III

Estas criaturas, cuya viveza, cuya osadía, cuyo ingenio precoz harían esperar á cualquiera algo, muy bueno ó muy malo, pero algo extraordinario para cuando fueran hombres, tienen, sin embargo, el fin más vulgar, prosaico y triste que imaginarse pueda.

Á los trece años de edad están todos aprendiendo mal un oficio; á los diez y seis se emancipan de la tutela paterna, es decir, fuman, votan y beben delante de su padre y le niegan el derecho de castigarlos y hasta el de reprenderlos; á los veinte unos pocos van, por la suerte, al servicio de las armas; otros pocos, muy pocos, empiezan á ser industriales aplicados y virtuosos, pero vulgares, y casi todos los restantes se casan.—Á los veinticinco años tienen éstos seis hijos, poca salud, mucha miseria y bastantes vicios; á los treinta representan cincuenta y cinco, tienen cuatro hijos más, muchísima aversión al trabajo, ninguna paz en casa y la mitad de la prole vagando, como ellos vagaron, por las calles de la población.

Desde esta edad hasta la de los sesenta años, distribúyalos el lector á su gusto entre las garras del hambre, el hospital, la cárcel... y el cementerio.

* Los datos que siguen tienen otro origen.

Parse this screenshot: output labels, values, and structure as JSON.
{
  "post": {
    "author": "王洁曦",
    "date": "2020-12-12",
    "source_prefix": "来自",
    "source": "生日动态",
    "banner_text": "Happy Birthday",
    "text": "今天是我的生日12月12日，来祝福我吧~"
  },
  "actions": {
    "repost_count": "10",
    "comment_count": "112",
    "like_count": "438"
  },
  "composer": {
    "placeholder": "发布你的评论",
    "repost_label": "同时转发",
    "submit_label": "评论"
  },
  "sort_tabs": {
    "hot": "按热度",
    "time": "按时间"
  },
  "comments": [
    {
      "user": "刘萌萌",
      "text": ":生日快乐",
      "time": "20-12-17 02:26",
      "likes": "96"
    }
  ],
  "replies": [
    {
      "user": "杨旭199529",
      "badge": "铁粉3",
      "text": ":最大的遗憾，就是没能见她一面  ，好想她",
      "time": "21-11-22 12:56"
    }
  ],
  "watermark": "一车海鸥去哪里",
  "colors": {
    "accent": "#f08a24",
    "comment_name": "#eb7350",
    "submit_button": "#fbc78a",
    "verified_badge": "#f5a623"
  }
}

Nota importante.—Militan con frecuencia en las filas de los «chicos de la calle», y hasta forman en la vanguardia en los actos más solemnes y arriesgados, muchos individuos del sexo que, cuando se educa bien, proporciona á la sociedad virtuosas hijas, ejemplares esposas y excelentes madres.

Este dato será todo lo desconsolador que ustedes quieran; pero es la pura verdad.

NOTAS:

[6] Así se llama vulgarmente en Santander la incómoda habitación del Principal donde se alojan preventivamente los detenidos por los agentes de la autoridad.